RESULTS: High- and low-grade malignant tumors were observed in 50 and 48 cases, respectively. Lymph node metastases were detected in 25 of 98 (25%) patients, of whom 8 of 22 (22%) clinically NO staged patients underwent elective neck dissection. In 24 of 26 resected facial nerves, a histologic tumor infiltration was confirmed, in 14 high-grade and 10 low-grade tumors. Local recurrence developed in 13 patients and was associated in 7 with high-grade and in 6 with low-grade tumors. All but 1 of the low-grade malignancies with local recurrence did not receive postoperative irradiation. Regional recurrence developed in 11 patients and distant metastases developed in 10, 3 in combination with a neck recurrence and 1 with a local recurrence. The survival rate at 5 years for low- and high-grade carcinomas was 87% and 56% and the disease-free survival rate 72% and 48%, respectively.

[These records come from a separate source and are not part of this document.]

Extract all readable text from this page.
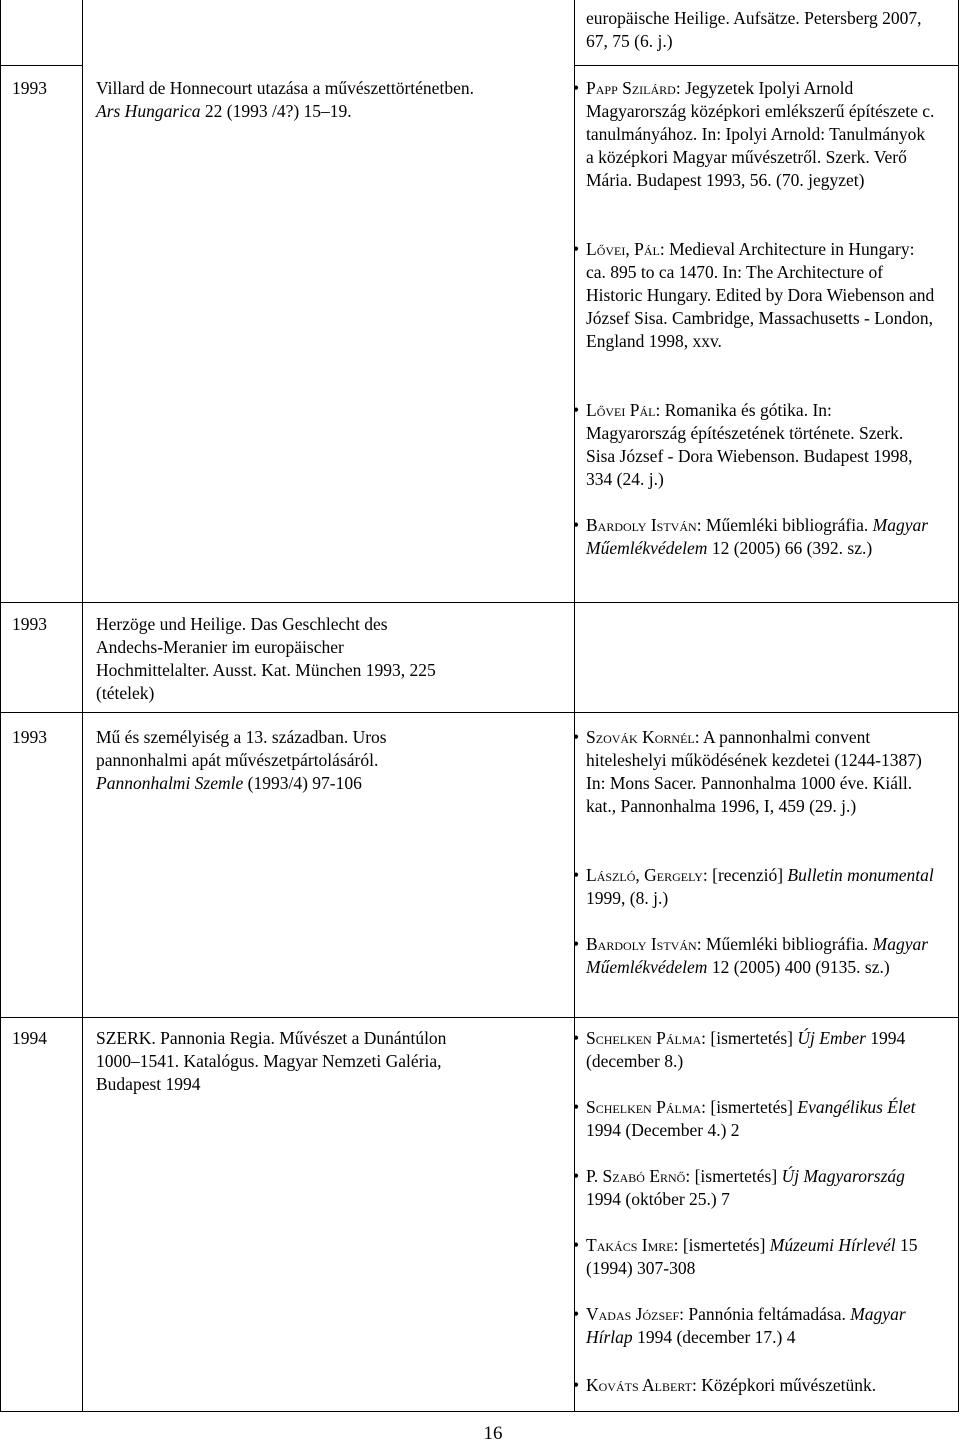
europäische Heilige. Aufsätze. Petersberg 2007, 67, 75 (6. j.)
1993	Villard de Honnecourt utazása a művészettörténetben. Ars Hungarica 22 (1993 /4?) 15–19.
• Papp Szilárd: Jegyzetek Ipolyi Arnold Magyarország középkori emlékszerű építészete c. tanulmányához. In: Ipolyi Arnold: Tanulmányok a középkori Magyar művészetről. Szerk. Verő Mária. Budapest 1993, 56. (70. jegyzet)
• Lővei, Pál: Medieval Architecture in Hungary: ca. 895 to ca 1470. In: The Architecture of Historic Hungary. Edited by Dora Wiebenson and József Sisa. Cambridge, Massachusetts - London, England 1998, xxv.
• Lővei Pál: Romanika és gótika. In: Magyarország építészetének története. Szerk. Sisa József - Dora Wiebenson. Budapest 1998, 334 (24. j.)
• Bardoly István: Műemléki bibliográfia. Magyar Műemlékvédelem 12 (2005) 66 (392. sz.)
1993	Herzöge und Heilige. Das Geschlecht des Andechs-Meranier im europäischer Hochmittelalter. Ausst. Kat. München 1993, 225 (tételek)
1993	Mű és személyiség a 13. században. Uros pannonhalmi apát művészetpártolásáról. Pannonhalmi Szemle (1993/4) 97-106
• Szovák Kornél: A pannonhalmi convent hiteleshelyi működésének kezdetei (1244-1387) In: Mons Sacer. Pannonhalma 1000 éve. Kiáll. kat., Pannonhalma 1996, I, 459 (29. j.)
• László, Gergely: [recenzió] Bulletin monumental 1999, (8. j.)
• Bardoly István: Műemléki bibliográfia. Magyar Műemlékvédelem 12 (2005) 400 (9135. sz.)
1994	SZERK. Pannonia Regia. Művészet a Dunántúlon 1000–1541. Katalógus. Magyar Nemzeti Galéria, Budapest 1994
• Schelken Pálma: [ismertetés] Új Ember 1994 (december 8.)
• Schelken Pálma: [ismertetés] Evangélikus Élet 1994 (December 4.) 2
• P. Szabó Ernő: [ismertetés] Új Magyarország 1994 (október 25.) 7
• Takács Imre: [ismertetés] Múzeumi Hírlevél 15 (1994) 307-308
• Vadas József: Pannónia feltámadása. Magyar Hírlap 1994 (december 17.) 4
• Kováts Albert: Középkori művészetünk.
16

CONCLUSIONS: The incidence of occult metastases in clinically N0-elective neck dissection was 22%. A routine elective neck dissection in all N0 parotid carcinomas is suggested. There is no statistically significant difference between low- and high-grade tumors as for the rate of local recurrence and, as all except one of the low-grade malignancies with local recurrence did not receive postoperative irradiation, postoperative irradiation is not only suggested for high-grade carcinomas but also for T2 to T4 low-grade carcinomas.